Tuesday, October 2, 2018
The Magician's Nephew
When author C.S. Lewis wrote his Chronicles of Narnia books, he did so in various parts of his world’s timeline, with early editions of the series reflecting writing order rather than chronological order, which contemporary collections of the stories do. Thus, what had been the penultimate Narnia book he wrote, The Magician’s Nephew, became the first entry of modern editions, appropriate since it’s largely an origin story of the pantheon’s eponymous world. The narrative opens with a boy named Digory and a girl named Polly meeting and going into the attic of the former’s home, finding his Uncle Andrew’s sitting room, the titular magician wanting to use the children as guinea pigs for an experiment.
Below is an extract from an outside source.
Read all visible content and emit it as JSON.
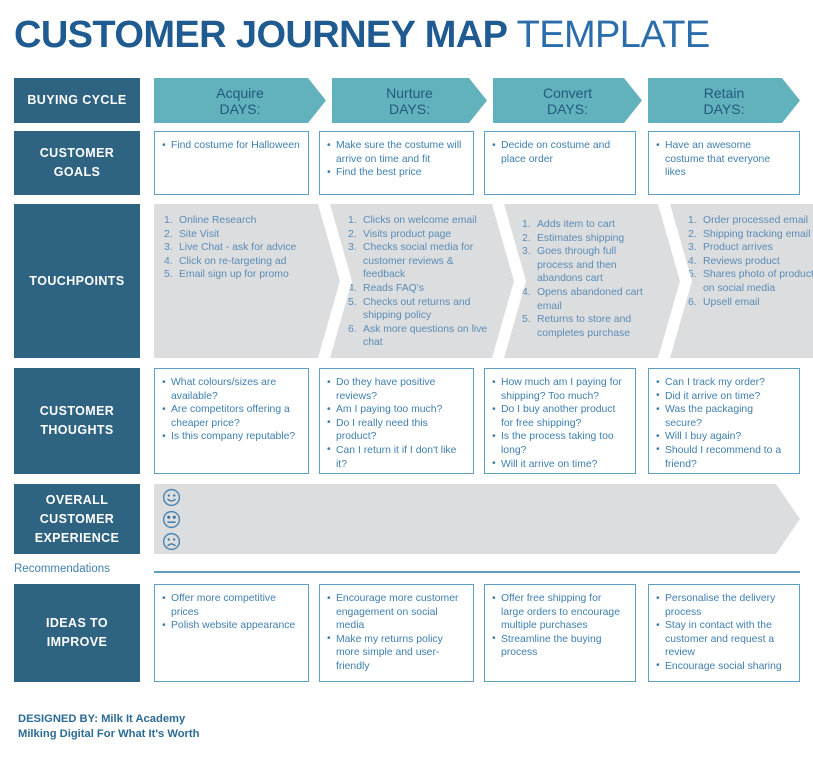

Andrew introduces the children to two different colors of rings, yellow teleporting their wearers to a land away from their world (Earth), and green transporting them back to their planet. Digory decides to go after Polly when she mistakenly touches a yellow ring and vanishes, the two finding themselves in the Wood Between the Worlds. Before they return home, however, they decide to try one of the portal pools in the forest to another world, finding themselves in a place with reddish-lit building and a dark sky, not to mention a palace with apparent static waxworks and a bell with a hammer to ring it.
To do so brings to life one of the aforementioned figures, claiming to be Jadis, the last Empress of the World, serving as a primary antagonist, the city where the boy and girl are being Charn. As Digory and Polly seek to return home, Jadis follows them back to Earth, where she causes chaos with her massive stature compared to typical humanoids. Back to the Wood Between the Worlds they eventually go, along with Uncle Andrew and a few others, ultimately finding themselves in a darkened world with mysterious singing that brings forth illumination.
The singer turns out to be the lion Aslan, whose song spawns forth the elements, intelligent speaking animals and other races such as nymphs, dwarves, and whatnot, with the feline telling his fellow beasts that evil has entered his new world, Narnia. After Aslan gives the Cabby that entered the world with the others charge of the animals, the lion gives Digory the task of retrieving an apple from a special orchard as penance for bringing Empress Jadis into his world, and he agrees, with the feline transforming the horse Strawberry into the winged pegasus Fledge to serve as transportation.
Digory and Polly retrieve an apple for Aslan, having warned the children only to take the fruit for others to forbear, and next coronates Frank and Helen as monarchs of Narnia, further giving Digory an apple for his ailing mother Mabel. Before the children leave, Aslan warns them about their world potentially meeting the same fate as Charn, and the rest of the text settles the fates of the characters, ultimately serving as a nice prequel to the other Narnia books that definitely deserves to be read first. There are some nuances non-British readers likely won’t pick up, such as the path to Uncle Andrew’s sitting room, but the book is otherwise an enjoyable origin story.